Depois do meu chá rotineiro, não finjo que vou me esforçar para dormir. Simplesmente entro no escritório e me entrego ao trabalho. Hoje não posso me dar ao luxo de ilustrar com o coração, então eu analiso meticulosamente a arte em que estou trabalhando. Tiro dois minutos para processar quais serão meus próximos passos e me jogo de cabeça. É trabalho, mas não deixa de ser prazeroso. Minha mente acompanha as notas do piano que saem do aparelho de som e preenchem o ambiente e minhas mãos fazem a magia acontecer. Sinto meus ombros tensos e paro um instante para relaxar. Raios finíssimos de claridade estão começando a tocar a janela e pasmo ao ver que está amanhecendo. Com certa agonia, olho para o computador, para me certificar de que terminarei a tempo de entregar ao cliente. Não costumo deixar as coisas para a última hora, mas eu assumi mais projetos do que posso dar conta, e agora, bem, preciso dar conta.

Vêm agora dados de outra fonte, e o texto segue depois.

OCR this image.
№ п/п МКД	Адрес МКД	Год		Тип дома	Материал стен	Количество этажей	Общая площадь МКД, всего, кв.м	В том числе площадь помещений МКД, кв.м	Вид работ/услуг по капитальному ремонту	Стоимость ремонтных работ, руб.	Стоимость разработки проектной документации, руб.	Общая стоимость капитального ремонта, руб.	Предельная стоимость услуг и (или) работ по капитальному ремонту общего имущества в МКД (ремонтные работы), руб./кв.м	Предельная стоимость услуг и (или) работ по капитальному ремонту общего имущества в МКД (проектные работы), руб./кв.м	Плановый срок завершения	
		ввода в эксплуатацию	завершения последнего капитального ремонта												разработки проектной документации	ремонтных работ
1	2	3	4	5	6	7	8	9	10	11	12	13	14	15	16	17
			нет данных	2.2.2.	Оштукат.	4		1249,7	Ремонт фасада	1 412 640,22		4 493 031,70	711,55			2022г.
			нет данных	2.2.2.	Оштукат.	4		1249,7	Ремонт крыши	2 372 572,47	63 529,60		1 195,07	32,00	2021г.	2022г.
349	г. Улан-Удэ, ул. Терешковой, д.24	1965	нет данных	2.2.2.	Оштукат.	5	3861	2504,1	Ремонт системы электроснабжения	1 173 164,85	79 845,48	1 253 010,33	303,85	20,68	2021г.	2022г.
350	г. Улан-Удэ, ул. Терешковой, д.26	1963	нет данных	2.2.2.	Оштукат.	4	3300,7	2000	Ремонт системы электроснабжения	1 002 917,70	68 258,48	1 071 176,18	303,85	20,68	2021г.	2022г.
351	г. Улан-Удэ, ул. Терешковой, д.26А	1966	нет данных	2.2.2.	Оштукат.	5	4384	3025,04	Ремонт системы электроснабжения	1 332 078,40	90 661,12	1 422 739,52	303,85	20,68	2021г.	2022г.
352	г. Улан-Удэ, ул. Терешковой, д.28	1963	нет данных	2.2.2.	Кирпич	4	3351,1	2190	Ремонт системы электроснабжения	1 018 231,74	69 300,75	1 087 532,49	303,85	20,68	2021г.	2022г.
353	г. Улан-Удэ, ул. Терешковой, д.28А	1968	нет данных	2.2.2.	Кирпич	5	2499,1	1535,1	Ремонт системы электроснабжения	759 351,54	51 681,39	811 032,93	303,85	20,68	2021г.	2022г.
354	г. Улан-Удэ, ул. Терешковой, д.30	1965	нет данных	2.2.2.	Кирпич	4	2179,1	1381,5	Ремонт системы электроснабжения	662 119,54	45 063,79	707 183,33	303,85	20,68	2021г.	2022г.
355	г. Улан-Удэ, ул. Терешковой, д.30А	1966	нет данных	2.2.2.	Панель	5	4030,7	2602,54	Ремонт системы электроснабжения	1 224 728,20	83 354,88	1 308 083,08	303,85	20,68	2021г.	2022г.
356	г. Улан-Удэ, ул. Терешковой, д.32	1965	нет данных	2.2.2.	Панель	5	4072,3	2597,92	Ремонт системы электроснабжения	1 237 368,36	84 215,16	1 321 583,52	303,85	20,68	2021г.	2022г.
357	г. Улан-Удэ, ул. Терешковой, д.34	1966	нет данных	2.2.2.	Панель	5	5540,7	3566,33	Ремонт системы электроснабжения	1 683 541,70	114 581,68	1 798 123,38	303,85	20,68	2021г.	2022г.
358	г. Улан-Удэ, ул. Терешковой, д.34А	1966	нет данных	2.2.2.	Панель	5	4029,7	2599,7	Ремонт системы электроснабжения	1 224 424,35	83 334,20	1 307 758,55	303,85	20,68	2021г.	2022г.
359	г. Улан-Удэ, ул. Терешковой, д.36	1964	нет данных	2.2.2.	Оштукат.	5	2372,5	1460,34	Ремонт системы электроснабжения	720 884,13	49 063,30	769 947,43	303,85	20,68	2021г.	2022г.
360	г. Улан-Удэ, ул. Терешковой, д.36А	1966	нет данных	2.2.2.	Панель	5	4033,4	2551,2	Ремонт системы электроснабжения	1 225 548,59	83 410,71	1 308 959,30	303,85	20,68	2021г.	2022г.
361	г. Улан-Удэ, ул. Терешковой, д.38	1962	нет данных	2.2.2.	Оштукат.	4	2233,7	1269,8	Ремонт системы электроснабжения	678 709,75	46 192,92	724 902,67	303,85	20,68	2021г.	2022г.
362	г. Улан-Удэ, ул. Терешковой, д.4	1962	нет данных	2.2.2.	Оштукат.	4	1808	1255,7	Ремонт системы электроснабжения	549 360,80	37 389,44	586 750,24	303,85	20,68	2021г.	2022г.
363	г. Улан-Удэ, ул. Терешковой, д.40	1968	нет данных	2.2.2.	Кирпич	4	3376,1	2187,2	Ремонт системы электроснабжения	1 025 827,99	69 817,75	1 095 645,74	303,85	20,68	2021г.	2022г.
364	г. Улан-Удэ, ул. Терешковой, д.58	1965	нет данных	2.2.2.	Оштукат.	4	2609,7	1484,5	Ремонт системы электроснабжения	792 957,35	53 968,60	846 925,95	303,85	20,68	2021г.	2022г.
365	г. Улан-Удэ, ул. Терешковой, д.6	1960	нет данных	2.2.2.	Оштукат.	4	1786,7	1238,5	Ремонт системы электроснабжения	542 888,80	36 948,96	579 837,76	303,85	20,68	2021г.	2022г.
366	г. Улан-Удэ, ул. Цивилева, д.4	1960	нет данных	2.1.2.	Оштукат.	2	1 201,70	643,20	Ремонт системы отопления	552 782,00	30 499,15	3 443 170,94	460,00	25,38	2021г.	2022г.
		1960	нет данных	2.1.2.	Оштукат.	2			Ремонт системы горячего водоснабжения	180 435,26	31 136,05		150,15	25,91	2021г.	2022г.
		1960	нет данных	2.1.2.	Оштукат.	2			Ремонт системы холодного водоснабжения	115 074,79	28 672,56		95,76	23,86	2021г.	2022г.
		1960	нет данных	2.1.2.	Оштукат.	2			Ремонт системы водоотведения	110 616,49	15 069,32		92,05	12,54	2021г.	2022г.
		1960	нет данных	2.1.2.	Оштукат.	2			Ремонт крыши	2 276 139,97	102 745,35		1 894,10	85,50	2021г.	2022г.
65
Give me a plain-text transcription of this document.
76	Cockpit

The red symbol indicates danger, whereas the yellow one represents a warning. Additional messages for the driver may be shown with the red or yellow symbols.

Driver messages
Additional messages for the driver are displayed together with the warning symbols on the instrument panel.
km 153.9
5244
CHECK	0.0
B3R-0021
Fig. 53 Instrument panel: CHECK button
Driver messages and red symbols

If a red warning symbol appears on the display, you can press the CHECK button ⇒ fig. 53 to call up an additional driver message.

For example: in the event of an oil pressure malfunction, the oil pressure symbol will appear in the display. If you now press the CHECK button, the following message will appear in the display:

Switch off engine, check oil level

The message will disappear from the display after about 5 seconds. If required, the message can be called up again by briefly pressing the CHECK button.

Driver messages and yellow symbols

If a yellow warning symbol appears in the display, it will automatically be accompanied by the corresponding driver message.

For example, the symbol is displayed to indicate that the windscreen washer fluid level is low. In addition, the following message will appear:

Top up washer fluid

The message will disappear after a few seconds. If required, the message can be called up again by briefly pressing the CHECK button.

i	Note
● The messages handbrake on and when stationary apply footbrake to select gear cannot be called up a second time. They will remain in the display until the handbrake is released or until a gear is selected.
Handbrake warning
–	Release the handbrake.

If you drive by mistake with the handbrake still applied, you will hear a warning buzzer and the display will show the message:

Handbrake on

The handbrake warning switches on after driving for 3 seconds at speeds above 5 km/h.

Invisto mais duas horas na finalização e retoques na versão final da arte e já faço o envio dos arquivos. São três opções de design para produtos de personagens cinematográficos e estou orgulhosa do resultado.
Tomo outro banho e me preparo para dormir, mas lá embaixo, um barulho alto me faz parar o movimento de puxar o edredom. Sento na cama, ouvidos atentos. Uma porta batendo. Levanto, imediatamente, e dou passos lentos e desconfiados até alcançar o parapeito de vidro da escada. Olho para baixo, mas nada está diferente. Quero voltar para o quarto e fingir que nada aconteceu. Coloco o pé descalço no primeiro degrau de madeira polida. Algo foi arrastado bem abaixo da escada onde estou. Cacete! Um estalo alto anuncia algo se quebrando. Estou sendo roubada. Cidade pequena, segura, uma ova.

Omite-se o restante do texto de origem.